La pareja del psicópata de la Moncloa, en sus comparecencias, o bien ha mantenido un silencio que visto lo visto -luego abundaré sobre eso- podría calificarse, sin temor a errar, de prudente, o bien ha leído una soflama que, repito, justificaba su silencio alternativo.
Porque cuando por fin ha decidido abrir la
boca para algo más que para respirar y ha declarado en sede judicial por
primera vez, ha hecho que más de uno se pregunte si su defensa jurídica la ha
contratado su peor enemigo, o si se limita a no hacerle ni refitolero caso.

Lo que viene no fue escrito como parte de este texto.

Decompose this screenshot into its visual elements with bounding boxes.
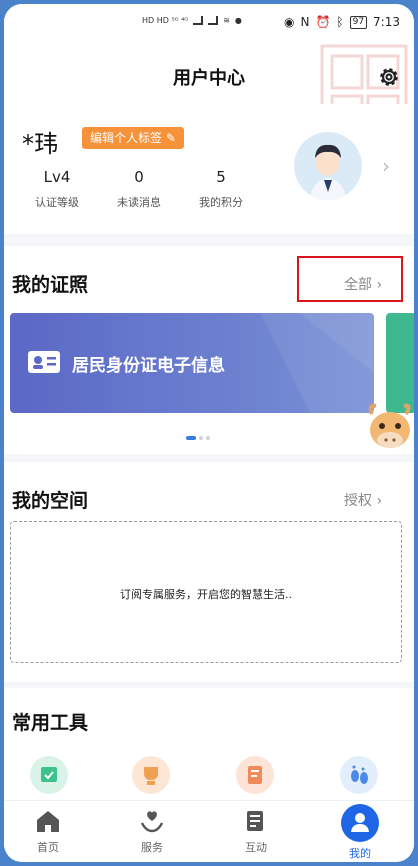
tab-services[interactable]: 服务: [122, 809, 182, 855]
alarm-icon: ⏰: [315, 15, 331, 29]
stat-value: 5: [216, 168, 226, 186]
tab-mine[interactable]: 我的: [330, 803, 390, 861]
chevron-right-icon: ›: [376, 493, 383, 509]
next-card-peek[interactable]: [386, 313, 414, 413]
signal-2-icon: [208, 16, 219, 25]
stat-label: 认证等级: [35, 196, 79, 209]
authorize-link[interactable]: 授权 ›: [344, 490, 382, 510]
stat-level[interactable]: Lv4 认证等级: [16, 168, 98, 210]
battery-icon: 97: [349, 15, 368, 29]
footprint-tool-icon[interactable]: [340, 756, 378, 794]
bottom-tab-bar: 首页 服务 互动 我的: [4, 800, 414, 862]
tab-home[interactable]: 首页: [18, 809, 78, 855]
carousel-dot[interactable]: [199, 436, 203, 440]
stat-messages[interactable]: 0 未读消息: [98, 168, 180, 210]
clock: 7:13: [373, 15, 400, 29]
highlight-box: [297, 256, 403, 302]
phone-screen: HD HD ⁵ᴳ ⁴ᴳ ≋ ● ◉ N ⏰ ᛒ 97 7:13 用户中心 *玮 …: [4, 4, 414, 862]
home-icon: [37, 811, 59, 832]
calendar-tool-icon[interactable]: [30, 756, 68, 794]
carousel-dots: [186, 436, 210, 440]
document-icon: [247, 811, 263, 831]
header: 用户中心: [4, 44, 414, 140]
space-empty-text: 订阅专属服务，开启您的智慧生活..: [120, 588, 292, 601]
signal-icon: [193, 16, 204, 25]
stat-label: 未读消息: [117, 196, 161, 209]
stat-value: Lv4: [43, 168, 71, 186]
bluetooth-icon: ᛒ: [336, 15, 344, 29]
nfc-icon: N: [300, 15, 310, 29]
edit-tag-label: 编辑个人标签: [90, 131, 163, 145]
user-avatar-icon: [310, 144, 346, 200]
status-right-icons: ◉ N ⏰ ᛒ 97 7:13: [284, 15, 400, 29]
tab-label: 服务: [141, 841, 163, 854]
user-name: *玮: [22, 130, 58, 158]
chevron-right-icon[interactable]: ›: [382, 154, 390, 178]
tab-interaction[interactable]: 互动: [226, 809, 286, 855]
id-card-label: 居民身份证电子信息: [72, 356, 225, 376]
eye-icon: ◉: [283, 15, 295, 29]
authorize-label: 授权: [344, 493, 372, 509]
space-title: 我的空间: [12, 490, 89, 512]
network-icons: HD HD ⁵ᴳ ⁴ᴳ: [142, 16, 189, 25]
carousel-dot-active[interactable]: [186, 436, 196, 440]
licenses-title: 我的证照: [12, 274, 89, 296]
tab-label: 互动: [245, 841, 267, 854]
tools-title: 常用工具: [12, 712, 89, 734]
stat-value: 0: [134, 168, 144, 186]
settings-gear-icon[interactable]: [376, 64, 402, 90]
wifi-icon: ≋: [223, 16, 230, 25]
tab-label: 首页: [37, 841, 59, 854]
tab-label: 我的: [349, 847, 371, 860]
trophy-tool-icon[interactable]: [132, 756, 170, 794]
message-icon: ●: [234, 16, 242, 25]
profile-stats: Lv4 认证等级 0 未读消息 5 我的积分: [16, 168, 262, 210]
hand-heart-icon: [140, 811, 164, 833]
user-icon: [341, 804, 379, 842]
edit-tag-button[interactable]: 编辑个人标签 ✎: [82, 127, 184, 149]
carousel-dot[interactable]: [206, 436, 210, 440]
avatar[interactable]: [294, 132, 362, 200]
profile-card[interactable]: *玮 编辑个人标签 ✎ Lv4 认证等级 0 未读消息 5 我的积分 ›: [4, 104, 414, 234]
certificate-tool-icon[interactable]: [236, 756, 274, 794]
id-card-icon: [28, 351, 60, 373]
stat-points[interactable]: 5 我的积分: [180, 168, 262, 210]
pencil-icon: ✎: [165, 131, 176, 145]
status-left-icons: HD HD ⁵ᴳ ⁴ᴳ ≋ ●: [142, 16, 242, 25]
ox-mascot-icon[interactable]: [366, 400, 414, 460]
space-empty-box[interactable]: 订阅专属服务，开启您的智慧生活..: [10, 521, 402, 663]
id-card-banner[interactable]: 居民身份证电子信息: [10, 313, 374, 413]
page-title: 用户中心: [173, 68, 245, 89]
stat-label: 我的积分: [199, 196, 243, 209]
status-bar: HD HD ⁵ᴳ ⁴ᴳ ≋ ● ◉ N ⏰ ᛒ 97 7:13: [4, 4, 414, 44]
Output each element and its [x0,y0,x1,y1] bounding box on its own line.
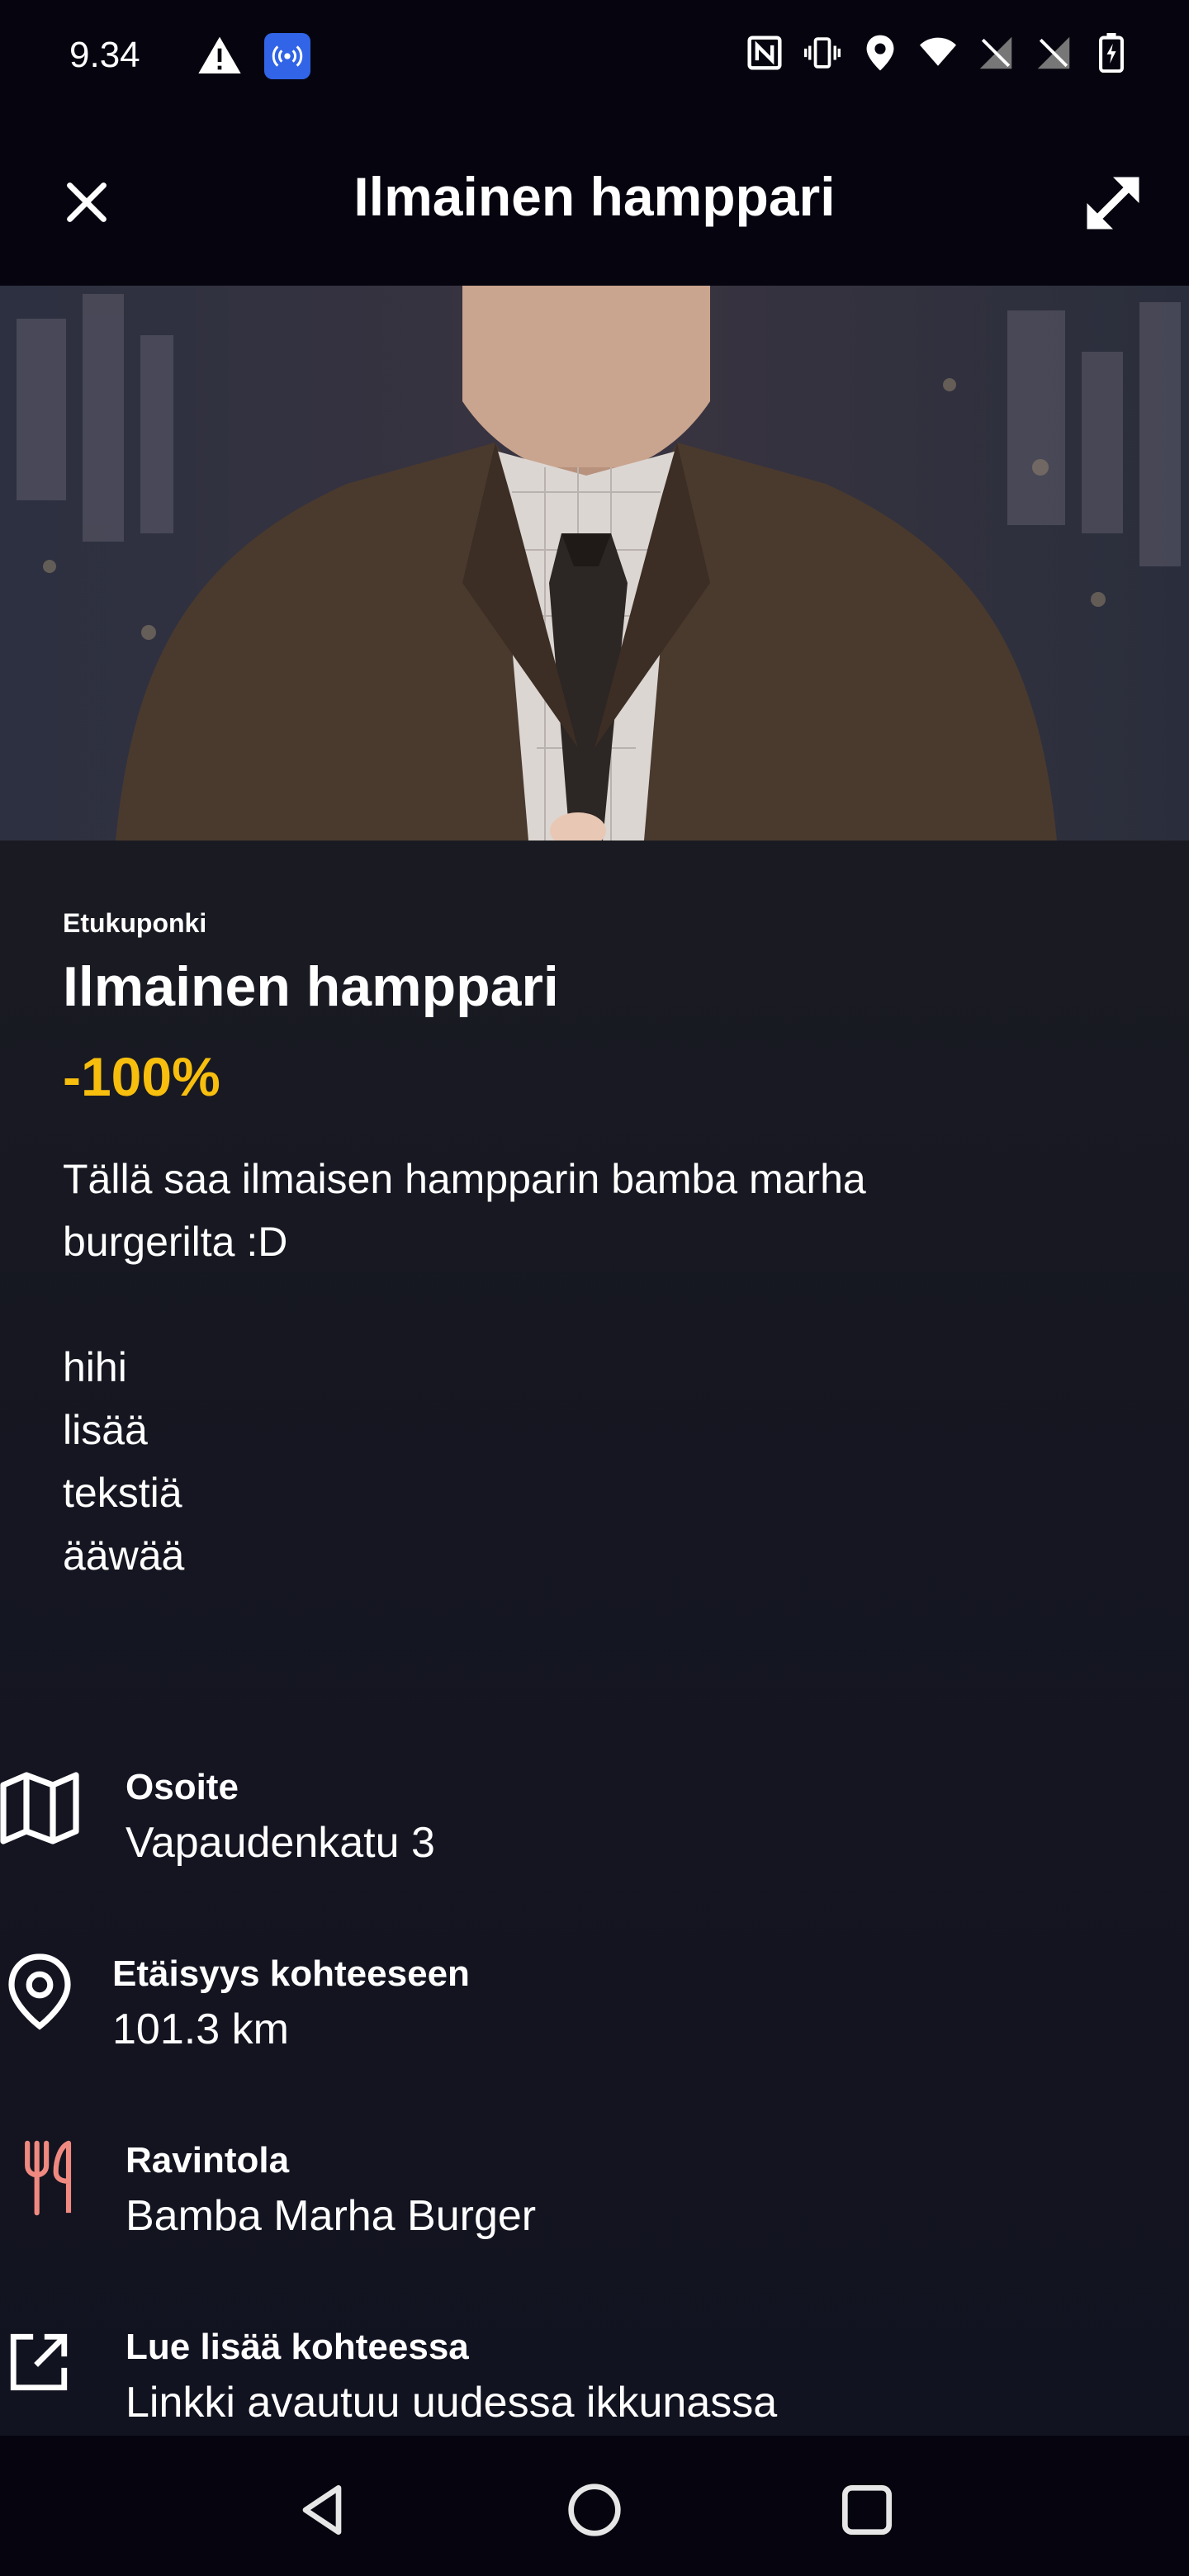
no-signal-icon [1035,33,1072,73]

Porque entra dentro de lo lógico echar la
culpa a la Universidad Complutense, una entidad llena de gente muy leída y escribida
que lo tendría fácil para aprovecharse de alguien como ella, que tiene una
formación académica tirando a ramplona y una experiencia laboral tirando a
escasa y prescindible.
Pero decir que actuó sin ánimo de lucro
ya cae dentro del cachondeo más absoluto. Porque si algo ha quedado claro en
todo este tiempo es que la interfecta montó el chiringuito con todo el ánimo de
lucro del mundo, para ella y para todos los que participaron en el contubernio.
No en vano, hasta sus más allegados hablan de actividad profesional. Y cuando alguien ejerce una profesión, sea la más antigua del mundo o cualquier otra, es precisamente para lucrarse.